Re: In reply to comments about new policy

[rwing!pat () ole cdac com (Pat Myrto)]

"In the previous message, John DiMarco said..."
> [ ... ]
>
> Surely there is a third way: time-lapsed full disclosure. When a problem is
> discovered, don't announce it until there's a patch, then announce the problem
> and the patch together, without exploitation information. 

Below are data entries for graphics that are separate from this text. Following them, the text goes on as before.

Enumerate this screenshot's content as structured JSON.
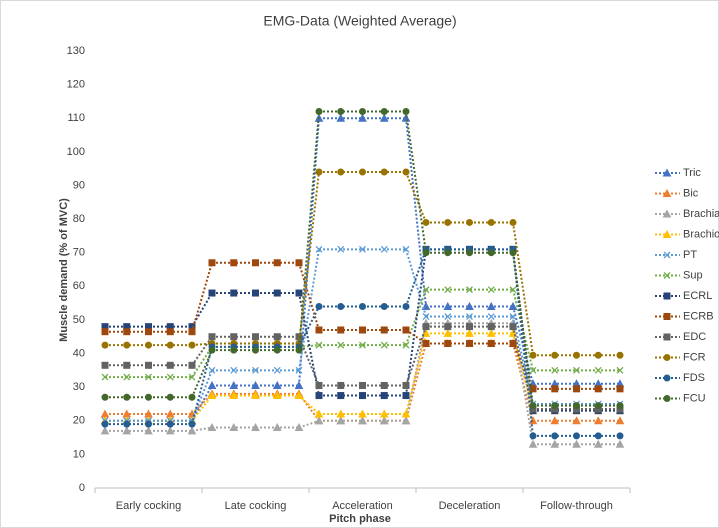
{
  "chart_data": {
    "type": "line",
    "title": "EMG-Data (Weighted Average)",
    "x_label": "Pitch phase",
    "y_label": "Muscle demand (% of MVC)",
    "categories": [
      "Early cocking",
      "Late cocking",
      "Acceleration",
      "Deceleration",
      "Follow-through"
    ],
    "ylim": [
      0,
      130
    ],
    "yticks": [
      0,
      10,
      20,
      30,
      40,
      50,
      60,
      70,
      80,
      90,
      100,
      110,
      120,
      130
    ],
    "grid": false,
    "legend": "right",
    "series": [
      {
        "name": "Tric",
        "color": "#4472c4",
        "marker": "triangle",
        "values": [
          20,
          30.5,
          110,
          54,
          31
        ]
      },
      {
        "name": "Bic",
        "color": "#ed7d31",
        "marker": "triangle",
        "values": [
          22,
          28,
          20,
          43,
          20
        ]
      },
      {
        "name": "Brachia",
        "color": "#a5a5a5",
        "marker": "triangle",
        "values": [
          17,
          18,
          20,
          49,
          13
        ]
      },
      {
        "name": "Brachio",
        "color": "#ffc000",
        "marker": "triangle",
        "values": [
          20,
          27.5,
          22,
          46,
          23
        ]
      },
      {
        "name": "PT",
        "color": "#5b9bd5",
        "marker": "x",
        "values": [
          20,
          35,
          71,
          51,
          25
        ]
      },
      {
        "name": "Sup",
        "color": "#70ad47",
        "marker": "x",
        "values": [
          33,
          42,
          42.5,
          59,
          35
        ]
      },
      {
        "name": "ECRL",
        "color": "#264478",
        "marker": "square",
        "values": [
          48,
          58,
          27.5,
          71,
          23
        ]
      },
      {
        "name": "ECRB",
        "color": "#9e480e",
        "marker": "square",
        "values": [
          46.5,
          67,
          47,
          43,
          29.5
        ]
      },
      {
        "name": "EDC",
        "color": "#636363",
        "marker": "square",
        "values": [
          36.5,
          45,
          30.5,
          48,
          23.5
        ]
      },
      {
        "name": "FCR",
        "color": "#997300",
        "marker": "circle",
        "values": [
          42.5,
          43,
          94,
          79,
          39.5
        ]
      },
      {
        "name": "FDS",
        "color": "#255e91",
        "marker": "circle",
        "values": [
          19,
          42,
          54,
          71,
          15.5
        ]
      },
      {
        "name": "FCU",
        "color": "#43682b",
        "marker": "circle",
        "values": [
          27,
          41,
          112,
          70,
          24.5
        ]
      }
    ]
  }
}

BINGO!!!!  That is what I (and many others) have been advocating all
along.  A stepwise approach:  Vendor first, then partial disclosure
(including note that full disclosure is coming in about a week or so -
depending on the individual problem at hand), and finally the full
disclosure, with at least an attempt at a fix included if humanly
possible.

If the hole was discovered via a crackers breakin, that shortens the time
frame a lot, as the cats pretty much out of the bag.

In no case should the delay be so long that the affected OS is dead and
stinking, though...

> After a suitable time (weeks?) has passed, the rest of the information can be
> announced.  But don't post scripts to exploit the bug; it gives root to too
> many newbies.

I'll go along with that.  But sufficient info for an admin to figure
things out enough to TEST for the bug.  It will help the admins, but I
think a canned gimmie-root script all ready to run is a bit much.

But I will take the canned scripts in preference to the CERT-like approach.

[ ... ]
-- 
pat@rwing  [If all fails, try:  rwing!pat () eskimo com]  Pat Myrto - Seattle WA
"No one has the right to destroy another person's belief by demanding
empirical evidence."  --   Ann Landers, nationally syndicated advice columnist
and Director at Handgun Control Inc.